EarthWeek Chemsplainer: former postdoc bio-derives building blocks for sustainability
When she was a postdoc in the Chirik Lab, Megan Mohadjer Beromi learned the importance of tying chemistry to practicality. Sustainability is the goal, but the answers have to be economical, a litmus test that Mohadjer Beromi calls “multifaceted sustainability.” Today, as an assistant professor in the Chemistry Department at the United States Naval Academy, Mohadjer Beromi applies that thinking in her research into bioderived materials to advance recyclable plastics.
Now in her third year at the Naval Academy, Mohadjer Beromi is seeing promising results with a plant-based substance called caryophyllene as a building block of polyurethanes. Here’s her take.
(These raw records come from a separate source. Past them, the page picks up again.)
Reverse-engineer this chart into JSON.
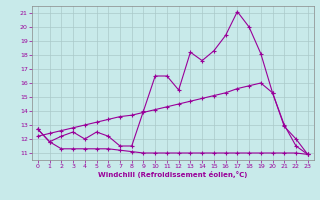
{
  "xlabel": "Windchill (Refroidissement éolien,°C)",
  "background_color": "#c8eaea",
  "line_color": "#990099",
  "grid_color": "#aacaca",
  "x_data": [
    0,
    1,
    2,
    3,
    4,
    5,
    6,
    7,
    8,
    9,
    10,
    11,
    12,
    13,
    14,
    15,
    16,
    17,
    18,
    19,
    20,
    21,
    22,
    23
  ],
  "y_upper": [
    12.7,
    11.8,
    12.2,
    12.5,
    12.0,
    12.5,
    12.2,
    11.5,
    11.5,
    14.0,
    16.5,
    16.5,
    15.5,
    18.2,
    17.6,
    18.3,
    19.4,
    21.1,
    20.0,
    18.1,
    15.3,
    12.9,
    12.0,
    10.9
  ],
  "y_middle": [
    12.2,
    12.4,
    12.6,
    12.8,
    13.0,
    13.2,
    13.4,
    13.6,
    13.7,
    13.9,
    14.1,
    14.3,
    14.5,
    14.7,
    14.9,
    15.1,
    15.3,
    15.6,
    15.8,
    16.0,
    15.3,
    13.0,
    11.5,
    10.9
  ],
  "y_lower": [
    12.7,
    11.8,
    11.3,
    11.3,
    11.3,
    11.3,
    11.3,
    11.2,
    11.1,
    11.0,
    11.0,
    11.0,
    11.0,
    11.0,
    11.0,
    11.0,
    11.0,
    11.0,
    11.0,
    11.0,
    11.0,
    11.0,
    11.0,
    10.9
  ],
  "ylim": [
    10.5,
    21.5
  ],
  "xlim": [
    -0.5,
    23.5
  ],
  "yticks": [
    11,
    12,
    13,
    14,
    15,
    16,
    17,
    18,
    19,
    20,
    21
  ],
  "xticks": [
    0,
    1,
    2,
    3,
    4,
    5,
    6,
    7,
    8,
    9,
    10,
    11,
    12,
    13,
    14,
    15,
    16,
    17,
    18,
    19,
    20,
    21,
    22,
    23
  ]
}
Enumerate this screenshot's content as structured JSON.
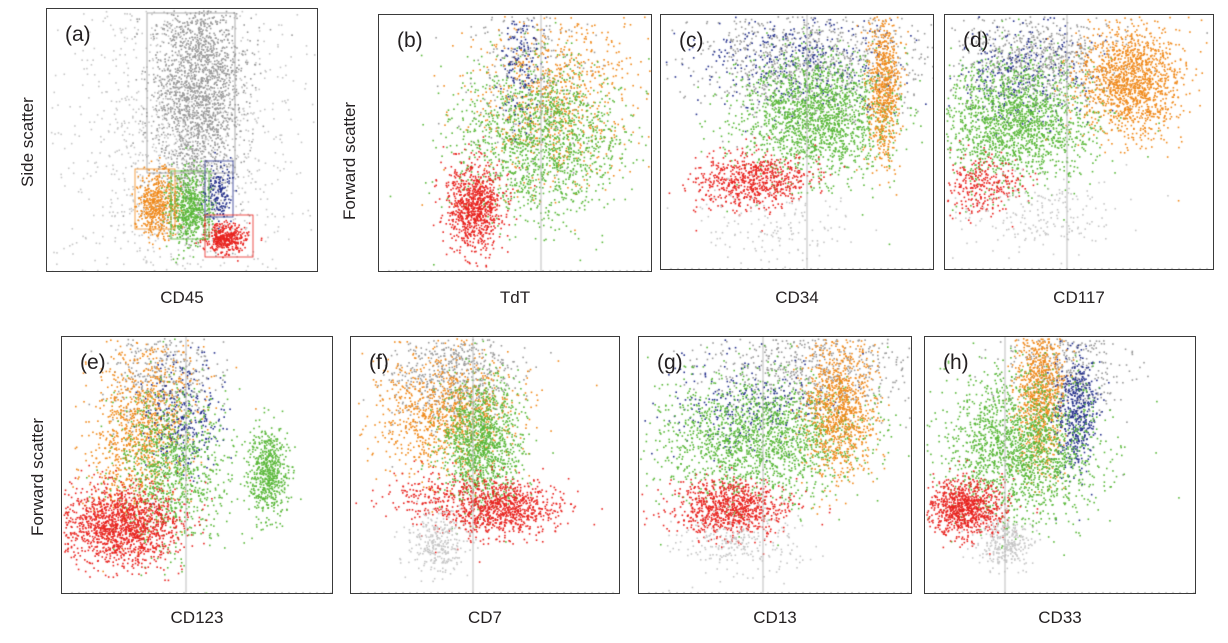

Describe your work in sustainability.
My lab’s focus right now is on polyurethanes, a polymer class that is found everywhere. They’re the coatings on your deck, they’re the spray foam for your windows, and there’s a lot of polyurethanes in your car. These polymers are traditionally petrochemically derived and are not inherently degradable. We are aiming to make polyurethanes that are not petrochemically sourced, and are instead made from renewable, natural product building blocks. Also, we are designing these structures to have the ability to be chemically recyclable. By choosing bioderived building blocks, we can address both the chemical recyclability and cost aspects of polyurethane design.
Megan Mohadjer Beromi, former postdoc in the Chirik Lab and now an assistant professor in the Chemistry Department at the United States Naval Academy.
How does this work?
We’re looking at a plant-based natural product called caryophyllene, which comes from clove trees – it is a large component of clove oil and other spices. Caryophyllene is already produced on a massive scale and is incredibly inexpensive. Polymers made from caryophyllene are known, but what we’re trying to do is generate a polymer precursor from caryophyllene that can be a one-to-one replacement for the petrochemical building blocks currently in polyurethanes. An awesome feature of these caryophyllene systems is that they also have functionalities in their structures that make them inherently degradable in polymer systems, which has not been demonstrated before.
So, the goal of my lab is to take these plant-based building blocks, link them together specifically to make polyurethanes, and then prove that they have the same performance metrics as our commodity polyurethanes. And what we’ve seen so far is that these caryophyllene-based precursors absolutely function as a one-to-one replacement.
How do you test the properties?
What we do in our lab is take the petrochemical-based materials and the bio-based materials and pit them head-to-head—our bioderived precursors vs. the petrochemical precursors. In our collaboration with Princeton, the Chirik Lab provides the caryophyllene building blocks and we synthesize the polyurethane polymers from them. We also measure all of the performance metrics at USNA, as well. USNA has an excellent STEM program, so we have a lot of capabilities for testing polymers available to us.
So far, how does it look for this bioderived material?
It looks good – the body of work my students have done so far indicates that our plant-based polyurethanes really do function comparably with materials that are already out there, so they should have some place in the polyurethane world. In terms of recyclability, we’re at a point where we’re trying to optimize depolymerization to obtain the maximum amount of feedstocks from the materials at the end of their life.
How hopeful are you that this research will be one of many solutions for the reduction of plastic waste?
In the realm of plastics, trying to engineer end-of-life disposal into new polymer structures that are being made is definitely something that is very popular right now. But that doesn’t help with the plastic that’s already out there. This is really a two-headed chemistry problem: we need to figure out what to do with the plastic that’s already circulating, but to help us in the future we definitely need to consider the end-of-life fate of these materials before we even make a new plastic structure. That way, we’re not perpetuating the problem.